The Lansley Act’s version of tendering has already to a large extent been supplanted by the proliferation of “Framework contracts” in which NHS England or its privatisation sub-division NHS Shared Business Services sets up a list of pre-approved providers including private companies, non-profits and some NHS-led organisations, which can be allocated contracts WITHOUT formal tendering or competition, or from which a small group can be selected for a ‘mini-competition’.

Because no public process or advertisement is required, this type of contracting out/privatisation can take place with little or no public scrutiny.

So far, regardless of the government’s obvious hesitancy, it appears that the consensus assumption within the NHS is that NHSE will get legislation along the lines it has requested.
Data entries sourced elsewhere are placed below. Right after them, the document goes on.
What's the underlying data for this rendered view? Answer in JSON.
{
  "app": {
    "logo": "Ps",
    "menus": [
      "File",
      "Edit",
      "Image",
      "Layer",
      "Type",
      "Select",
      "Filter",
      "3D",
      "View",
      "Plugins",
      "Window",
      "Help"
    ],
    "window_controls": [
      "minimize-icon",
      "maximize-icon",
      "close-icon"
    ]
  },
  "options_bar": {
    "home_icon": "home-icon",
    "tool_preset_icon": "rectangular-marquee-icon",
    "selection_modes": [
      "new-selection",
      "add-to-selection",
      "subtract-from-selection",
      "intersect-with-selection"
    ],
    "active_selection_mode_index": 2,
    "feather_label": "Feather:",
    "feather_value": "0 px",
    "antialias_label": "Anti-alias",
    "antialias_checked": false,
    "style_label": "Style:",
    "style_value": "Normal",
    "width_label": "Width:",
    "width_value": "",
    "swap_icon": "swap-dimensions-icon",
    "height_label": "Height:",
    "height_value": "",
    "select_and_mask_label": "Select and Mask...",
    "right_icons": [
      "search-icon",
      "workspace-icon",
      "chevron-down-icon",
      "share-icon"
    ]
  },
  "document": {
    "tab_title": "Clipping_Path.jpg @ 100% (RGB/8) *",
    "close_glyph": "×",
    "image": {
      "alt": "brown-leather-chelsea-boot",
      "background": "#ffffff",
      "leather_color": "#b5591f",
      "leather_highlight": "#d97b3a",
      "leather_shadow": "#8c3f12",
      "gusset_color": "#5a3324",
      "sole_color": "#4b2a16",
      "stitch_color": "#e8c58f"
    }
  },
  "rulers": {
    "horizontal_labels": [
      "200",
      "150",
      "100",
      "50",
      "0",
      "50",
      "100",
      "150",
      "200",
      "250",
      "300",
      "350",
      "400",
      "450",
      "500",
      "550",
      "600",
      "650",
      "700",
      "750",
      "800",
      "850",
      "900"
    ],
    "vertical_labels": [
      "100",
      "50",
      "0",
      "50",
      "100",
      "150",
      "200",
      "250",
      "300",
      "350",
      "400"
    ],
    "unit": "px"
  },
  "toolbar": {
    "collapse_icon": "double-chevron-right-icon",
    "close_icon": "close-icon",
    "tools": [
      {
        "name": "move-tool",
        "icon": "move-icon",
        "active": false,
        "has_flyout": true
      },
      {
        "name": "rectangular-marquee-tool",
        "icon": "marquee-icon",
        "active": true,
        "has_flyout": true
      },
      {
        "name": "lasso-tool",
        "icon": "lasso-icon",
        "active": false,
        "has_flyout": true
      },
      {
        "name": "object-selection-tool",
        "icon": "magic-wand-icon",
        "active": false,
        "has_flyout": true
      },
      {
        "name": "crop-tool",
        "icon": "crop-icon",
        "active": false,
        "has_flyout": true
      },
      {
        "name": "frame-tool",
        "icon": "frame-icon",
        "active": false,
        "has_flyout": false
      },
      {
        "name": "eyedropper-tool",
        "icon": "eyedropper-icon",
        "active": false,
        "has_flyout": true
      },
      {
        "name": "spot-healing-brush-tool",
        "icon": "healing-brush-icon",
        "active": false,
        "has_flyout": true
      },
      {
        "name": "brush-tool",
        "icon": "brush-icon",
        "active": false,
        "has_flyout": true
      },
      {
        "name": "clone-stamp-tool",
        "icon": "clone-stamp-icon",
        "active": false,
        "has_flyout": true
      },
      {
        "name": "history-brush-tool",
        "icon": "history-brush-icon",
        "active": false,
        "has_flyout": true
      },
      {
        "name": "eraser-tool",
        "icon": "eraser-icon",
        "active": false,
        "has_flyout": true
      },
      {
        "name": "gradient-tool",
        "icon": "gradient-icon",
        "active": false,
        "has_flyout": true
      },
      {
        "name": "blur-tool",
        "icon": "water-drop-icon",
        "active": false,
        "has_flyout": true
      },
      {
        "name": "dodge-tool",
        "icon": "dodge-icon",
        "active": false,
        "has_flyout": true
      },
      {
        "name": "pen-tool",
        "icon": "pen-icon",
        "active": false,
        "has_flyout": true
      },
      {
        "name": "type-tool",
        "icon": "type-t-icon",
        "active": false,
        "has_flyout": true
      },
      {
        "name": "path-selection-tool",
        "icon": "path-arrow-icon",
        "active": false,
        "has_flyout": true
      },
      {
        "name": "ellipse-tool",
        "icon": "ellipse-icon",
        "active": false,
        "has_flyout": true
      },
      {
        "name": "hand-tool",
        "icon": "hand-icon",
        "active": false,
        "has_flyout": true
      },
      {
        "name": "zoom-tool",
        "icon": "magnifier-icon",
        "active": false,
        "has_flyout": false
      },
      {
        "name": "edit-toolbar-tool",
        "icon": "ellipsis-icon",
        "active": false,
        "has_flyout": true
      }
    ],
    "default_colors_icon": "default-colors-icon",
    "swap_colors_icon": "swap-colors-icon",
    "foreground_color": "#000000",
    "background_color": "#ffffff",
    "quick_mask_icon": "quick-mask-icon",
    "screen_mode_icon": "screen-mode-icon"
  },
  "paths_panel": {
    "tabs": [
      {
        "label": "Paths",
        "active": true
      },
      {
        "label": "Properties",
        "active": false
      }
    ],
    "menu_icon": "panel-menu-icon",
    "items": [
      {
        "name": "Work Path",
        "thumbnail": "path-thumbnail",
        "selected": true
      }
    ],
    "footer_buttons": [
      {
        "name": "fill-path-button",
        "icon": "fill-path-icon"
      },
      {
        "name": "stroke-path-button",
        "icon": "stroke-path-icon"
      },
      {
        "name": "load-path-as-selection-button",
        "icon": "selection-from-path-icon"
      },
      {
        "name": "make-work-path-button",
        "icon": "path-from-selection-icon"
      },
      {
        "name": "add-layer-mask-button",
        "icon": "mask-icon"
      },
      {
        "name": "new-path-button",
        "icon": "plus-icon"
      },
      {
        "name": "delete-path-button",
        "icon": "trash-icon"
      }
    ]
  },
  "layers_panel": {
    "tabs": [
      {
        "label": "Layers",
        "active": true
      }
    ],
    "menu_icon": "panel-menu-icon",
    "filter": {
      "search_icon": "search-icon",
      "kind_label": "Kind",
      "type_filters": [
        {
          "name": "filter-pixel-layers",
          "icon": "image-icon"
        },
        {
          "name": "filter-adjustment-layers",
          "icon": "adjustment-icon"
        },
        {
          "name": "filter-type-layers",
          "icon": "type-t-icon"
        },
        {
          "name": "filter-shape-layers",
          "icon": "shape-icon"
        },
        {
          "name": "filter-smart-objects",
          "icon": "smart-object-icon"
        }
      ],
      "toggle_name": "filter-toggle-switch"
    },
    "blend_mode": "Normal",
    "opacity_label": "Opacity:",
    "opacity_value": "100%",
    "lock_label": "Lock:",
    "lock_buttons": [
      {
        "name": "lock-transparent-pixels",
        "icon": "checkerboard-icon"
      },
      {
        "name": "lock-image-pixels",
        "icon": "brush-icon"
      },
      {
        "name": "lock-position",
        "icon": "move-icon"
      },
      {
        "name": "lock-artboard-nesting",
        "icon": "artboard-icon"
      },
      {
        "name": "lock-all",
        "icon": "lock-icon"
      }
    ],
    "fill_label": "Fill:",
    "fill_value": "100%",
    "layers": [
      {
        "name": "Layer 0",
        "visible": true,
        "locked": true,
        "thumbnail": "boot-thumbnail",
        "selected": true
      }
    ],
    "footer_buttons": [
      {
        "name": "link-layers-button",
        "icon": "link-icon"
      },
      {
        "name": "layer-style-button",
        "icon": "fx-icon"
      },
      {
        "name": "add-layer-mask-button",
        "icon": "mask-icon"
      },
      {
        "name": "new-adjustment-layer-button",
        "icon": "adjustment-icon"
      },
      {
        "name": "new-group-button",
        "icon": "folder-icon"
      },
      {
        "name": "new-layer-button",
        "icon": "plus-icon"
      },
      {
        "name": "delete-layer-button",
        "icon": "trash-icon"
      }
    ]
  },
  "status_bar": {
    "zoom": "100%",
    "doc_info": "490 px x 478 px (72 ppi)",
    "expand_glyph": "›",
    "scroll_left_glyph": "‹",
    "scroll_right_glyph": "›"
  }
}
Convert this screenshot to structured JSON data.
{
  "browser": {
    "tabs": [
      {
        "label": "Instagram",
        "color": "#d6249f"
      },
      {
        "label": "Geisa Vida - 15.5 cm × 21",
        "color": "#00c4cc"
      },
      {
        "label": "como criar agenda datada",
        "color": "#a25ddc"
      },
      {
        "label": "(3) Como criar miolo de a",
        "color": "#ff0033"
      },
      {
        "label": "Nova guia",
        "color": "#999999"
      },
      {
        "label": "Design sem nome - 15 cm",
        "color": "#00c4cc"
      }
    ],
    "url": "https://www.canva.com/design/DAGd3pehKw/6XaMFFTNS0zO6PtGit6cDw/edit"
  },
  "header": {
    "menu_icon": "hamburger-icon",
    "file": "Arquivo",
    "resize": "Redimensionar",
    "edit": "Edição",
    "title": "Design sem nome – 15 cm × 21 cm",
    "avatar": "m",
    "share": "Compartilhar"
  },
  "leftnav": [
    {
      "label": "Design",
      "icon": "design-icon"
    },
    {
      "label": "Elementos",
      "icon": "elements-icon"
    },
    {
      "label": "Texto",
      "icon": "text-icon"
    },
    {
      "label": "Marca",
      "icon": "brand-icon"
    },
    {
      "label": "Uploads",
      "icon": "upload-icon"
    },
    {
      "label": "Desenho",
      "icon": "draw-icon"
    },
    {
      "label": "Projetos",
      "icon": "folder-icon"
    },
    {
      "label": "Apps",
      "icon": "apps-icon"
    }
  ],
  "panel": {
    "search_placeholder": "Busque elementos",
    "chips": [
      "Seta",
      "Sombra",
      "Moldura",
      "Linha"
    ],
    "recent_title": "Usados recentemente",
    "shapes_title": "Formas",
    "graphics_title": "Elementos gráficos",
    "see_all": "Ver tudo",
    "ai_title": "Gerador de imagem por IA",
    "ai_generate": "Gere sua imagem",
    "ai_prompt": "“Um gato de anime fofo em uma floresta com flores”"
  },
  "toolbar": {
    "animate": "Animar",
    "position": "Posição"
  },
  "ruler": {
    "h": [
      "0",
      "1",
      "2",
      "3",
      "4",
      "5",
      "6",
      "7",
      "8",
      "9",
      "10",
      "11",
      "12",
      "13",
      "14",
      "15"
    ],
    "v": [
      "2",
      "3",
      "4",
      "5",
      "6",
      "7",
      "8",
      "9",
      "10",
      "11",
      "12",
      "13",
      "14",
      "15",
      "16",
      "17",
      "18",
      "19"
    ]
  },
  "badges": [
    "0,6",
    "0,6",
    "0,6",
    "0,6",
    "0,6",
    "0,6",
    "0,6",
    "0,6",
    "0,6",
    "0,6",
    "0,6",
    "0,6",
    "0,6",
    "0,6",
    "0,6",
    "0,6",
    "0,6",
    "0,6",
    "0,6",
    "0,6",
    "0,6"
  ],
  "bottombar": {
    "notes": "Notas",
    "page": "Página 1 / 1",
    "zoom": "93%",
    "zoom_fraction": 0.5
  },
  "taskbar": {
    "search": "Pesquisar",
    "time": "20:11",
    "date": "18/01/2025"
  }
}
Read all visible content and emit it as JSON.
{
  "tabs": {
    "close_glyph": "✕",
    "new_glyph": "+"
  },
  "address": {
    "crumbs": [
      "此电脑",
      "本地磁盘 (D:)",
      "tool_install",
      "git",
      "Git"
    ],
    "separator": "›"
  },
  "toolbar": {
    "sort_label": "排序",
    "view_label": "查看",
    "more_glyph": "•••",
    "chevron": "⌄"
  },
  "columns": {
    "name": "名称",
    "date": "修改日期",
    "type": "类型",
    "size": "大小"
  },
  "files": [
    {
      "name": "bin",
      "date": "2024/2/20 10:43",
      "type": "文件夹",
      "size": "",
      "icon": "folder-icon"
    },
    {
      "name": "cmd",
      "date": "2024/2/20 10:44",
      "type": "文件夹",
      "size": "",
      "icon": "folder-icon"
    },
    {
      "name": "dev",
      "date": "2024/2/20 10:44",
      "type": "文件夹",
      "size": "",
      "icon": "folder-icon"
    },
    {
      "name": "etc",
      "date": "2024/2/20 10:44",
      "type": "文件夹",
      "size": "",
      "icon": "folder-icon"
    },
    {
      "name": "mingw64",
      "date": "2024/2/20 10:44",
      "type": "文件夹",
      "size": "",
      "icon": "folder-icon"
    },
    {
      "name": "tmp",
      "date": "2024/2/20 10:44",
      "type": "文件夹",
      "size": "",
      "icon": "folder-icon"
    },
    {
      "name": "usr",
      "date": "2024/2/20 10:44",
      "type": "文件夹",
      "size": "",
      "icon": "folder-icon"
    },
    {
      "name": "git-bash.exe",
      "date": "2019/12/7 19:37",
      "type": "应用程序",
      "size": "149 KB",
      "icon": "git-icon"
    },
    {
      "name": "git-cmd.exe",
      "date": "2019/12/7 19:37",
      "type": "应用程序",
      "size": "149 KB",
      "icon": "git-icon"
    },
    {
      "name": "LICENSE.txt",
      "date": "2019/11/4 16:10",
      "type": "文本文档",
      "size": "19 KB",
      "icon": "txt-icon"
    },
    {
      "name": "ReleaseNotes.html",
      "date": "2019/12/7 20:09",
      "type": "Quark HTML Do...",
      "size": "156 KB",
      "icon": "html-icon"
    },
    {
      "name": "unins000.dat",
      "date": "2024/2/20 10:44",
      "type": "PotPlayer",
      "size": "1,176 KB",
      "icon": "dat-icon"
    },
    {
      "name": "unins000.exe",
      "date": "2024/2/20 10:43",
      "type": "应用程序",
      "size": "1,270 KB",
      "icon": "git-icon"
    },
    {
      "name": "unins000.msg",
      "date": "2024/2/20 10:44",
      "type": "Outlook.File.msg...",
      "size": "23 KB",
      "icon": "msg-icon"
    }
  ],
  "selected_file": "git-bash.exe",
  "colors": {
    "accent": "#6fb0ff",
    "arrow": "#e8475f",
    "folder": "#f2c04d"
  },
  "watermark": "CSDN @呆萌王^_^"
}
Even then there are many unknown factors. How far does Johnson’s clique of advisors really want to go with NHS reform? How fast?

How much priority can they and will they give it as Brexit chaos breaks out from January?

Do they really want now to marginalise Stevens and replace him with a more pliable Tory crony like Dido Harding – who would lack any credibility with NHS chiefs?

What we do know is that whatever the organisational changes, without additional revenue and capital funding and a properly resourced workforce plan the NHS is headed for constant crisis.

And for the Johnson government to assert greater central control over the NHS as it fails, or visibly attempt to privatise the most popular public service would be risking electoral disaster. We will have to wait to see which way they will go … and whether Johnson will – as rumoured – reshuffle his government, or even seek an early exit from Downing Street.

Problems for campaigners

There are also tough decisions for campaigners on how best to respond. The process of transition from CCGs towards ICSs is already well-advanced with the majority of CCGs already merged, and 29 of the target 42 ICSs now formally in place. This makes any nationally coordinated campaign extremely difficult.

However the mergers have also served highlight the fact that defending the status quo against NHS England’s plans is also a non-starter, since merged CCGs are already showing themselves more than capable of implementing policies as bad as many fear from ICSs.

In Nottingham, for example, the merged CCG covering the city and the whole county has embarked on a vicious combined attack on one of the best performing primary care practices in the area, putting the services up for tender while slashing the per capita funding by over 40% – with a subsidiary of the US-owned Centene corporation apparently lined up to snatch the contract.

With CCGs as bad as this, and with as little accountability to local communities, ICSs could prove to be little worse.

So while campaigners will continue to resist the forced mergers of more CCGs, the wider campaigning goal must not be limited to retention of the structures created by the 2012 Act.

NHS England want to repeal only selective parts of the Act. But to create any chance of genuine local accountability it’s necessary to scrap the remaining elements of the Act and the competitive market and purchaser/provider split it entrenched, to roll back tendering and privatisation, and create unified local health boards.

In other words the alternative would be genuine re-integration of health services split asunder since the days of Margaret Thatcher. However there’s no sign of any government appetite for such progressive reform, or of opposition pressure in this direction.

So with the Johnson government still bolstered by a huge Commons majority it appears that for the time being genuine integration is an ambition that is largely limited to propaganda, while campaigning focuses on exposing the flaws in the current system and fighting every move that advances privatisation.

(This article is adapted and updated  from an article in The Lowdown (December 6).